In recent genome analyses, population-specific reference panels have indicated important. However, reference panels based on short-read sequencing data do not sufficiently cover long insertions. Therefore, the nature of long insertions has not been well documented. Here, we assembled a Japanese genome using single-molecule real-time sequencing data and characterized insertions found in the assembled genome.
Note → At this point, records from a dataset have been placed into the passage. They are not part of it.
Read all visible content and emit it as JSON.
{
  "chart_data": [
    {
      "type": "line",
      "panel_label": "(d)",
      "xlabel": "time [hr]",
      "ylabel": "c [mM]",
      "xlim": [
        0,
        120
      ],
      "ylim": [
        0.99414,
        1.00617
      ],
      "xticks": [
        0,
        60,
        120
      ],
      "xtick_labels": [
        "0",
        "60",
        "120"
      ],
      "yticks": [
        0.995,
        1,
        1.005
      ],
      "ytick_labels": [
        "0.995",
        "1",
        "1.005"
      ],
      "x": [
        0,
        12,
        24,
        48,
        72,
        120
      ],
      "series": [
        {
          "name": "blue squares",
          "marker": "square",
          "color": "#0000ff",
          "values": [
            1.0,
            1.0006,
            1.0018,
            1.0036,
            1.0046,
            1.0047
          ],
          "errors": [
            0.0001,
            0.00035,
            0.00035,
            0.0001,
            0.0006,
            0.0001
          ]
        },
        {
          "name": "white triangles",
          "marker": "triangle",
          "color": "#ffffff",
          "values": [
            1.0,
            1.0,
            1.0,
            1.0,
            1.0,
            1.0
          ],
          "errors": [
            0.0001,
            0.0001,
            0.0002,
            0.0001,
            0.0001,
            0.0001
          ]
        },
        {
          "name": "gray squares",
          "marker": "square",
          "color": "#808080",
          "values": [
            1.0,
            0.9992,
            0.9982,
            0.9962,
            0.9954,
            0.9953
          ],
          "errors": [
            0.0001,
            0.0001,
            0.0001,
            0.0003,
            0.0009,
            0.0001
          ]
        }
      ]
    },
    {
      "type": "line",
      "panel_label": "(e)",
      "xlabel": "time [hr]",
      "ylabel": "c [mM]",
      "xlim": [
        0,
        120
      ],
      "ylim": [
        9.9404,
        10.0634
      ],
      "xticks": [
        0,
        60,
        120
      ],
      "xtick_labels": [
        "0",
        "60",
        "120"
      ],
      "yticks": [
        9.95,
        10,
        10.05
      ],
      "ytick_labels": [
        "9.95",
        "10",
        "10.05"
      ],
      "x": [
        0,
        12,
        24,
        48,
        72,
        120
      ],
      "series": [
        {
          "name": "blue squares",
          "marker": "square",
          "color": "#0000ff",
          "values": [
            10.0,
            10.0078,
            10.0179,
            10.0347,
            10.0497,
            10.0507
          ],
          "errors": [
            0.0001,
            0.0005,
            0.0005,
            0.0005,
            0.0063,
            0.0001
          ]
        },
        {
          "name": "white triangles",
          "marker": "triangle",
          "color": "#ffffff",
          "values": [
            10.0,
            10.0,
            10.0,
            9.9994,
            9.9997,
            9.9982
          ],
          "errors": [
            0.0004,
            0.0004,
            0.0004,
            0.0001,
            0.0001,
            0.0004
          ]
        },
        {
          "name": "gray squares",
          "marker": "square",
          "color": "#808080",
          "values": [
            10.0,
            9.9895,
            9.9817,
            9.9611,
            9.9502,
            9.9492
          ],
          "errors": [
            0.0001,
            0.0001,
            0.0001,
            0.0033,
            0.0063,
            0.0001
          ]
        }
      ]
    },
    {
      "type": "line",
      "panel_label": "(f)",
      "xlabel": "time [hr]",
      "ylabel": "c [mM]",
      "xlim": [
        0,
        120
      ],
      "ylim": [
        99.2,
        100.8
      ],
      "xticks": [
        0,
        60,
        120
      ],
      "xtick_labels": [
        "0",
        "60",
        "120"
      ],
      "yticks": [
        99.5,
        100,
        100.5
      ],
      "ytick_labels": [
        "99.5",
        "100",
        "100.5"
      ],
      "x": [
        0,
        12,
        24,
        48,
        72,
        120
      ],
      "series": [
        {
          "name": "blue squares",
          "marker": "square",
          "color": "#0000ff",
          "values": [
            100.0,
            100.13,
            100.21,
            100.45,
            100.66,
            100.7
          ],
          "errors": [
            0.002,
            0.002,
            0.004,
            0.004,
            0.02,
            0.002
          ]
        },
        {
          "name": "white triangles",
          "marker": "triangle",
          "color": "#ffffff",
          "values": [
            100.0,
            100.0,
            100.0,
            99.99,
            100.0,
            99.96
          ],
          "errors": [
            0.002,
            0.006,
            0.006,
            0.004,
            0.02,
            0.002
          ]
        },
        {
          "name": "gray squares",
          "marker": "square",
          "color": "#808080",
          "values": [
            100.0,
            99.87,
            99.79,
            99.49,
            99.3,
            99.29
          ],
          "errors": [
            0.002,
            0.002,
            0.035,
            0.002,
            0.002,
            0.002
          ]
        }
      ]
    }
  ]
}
We identified 3691 insertions ranging from 100?bps to ~10,000?bps in the assembled genome relative to the international reference sequence (GRCh38). To validate and characterize these insertions, we mapped short-reads from 1070 Japanese individuals and 728 individuals from eight other populations to insertions integrated into GRCh38. With this result, we constructed JRGv1 (Japanese Reference Genome version 1) by integrating the 903 verified insertions, totaling 1,086,173 bases, shared by at least two Japanese individuals into GRCh38. We also constructed decoyJRGv1 by concatenating 3559 verified insertions, totaling 2,536,870 bases, shared by at least two Japanese individuals or by six other assemblies. This assembly improved the alignment ratio by 0.4% on average. These results demonstrate the importance of refining the reference assembly and creating a population-specific reference genome. JRGv1 and decoyJRGv1 are available at the JRG website.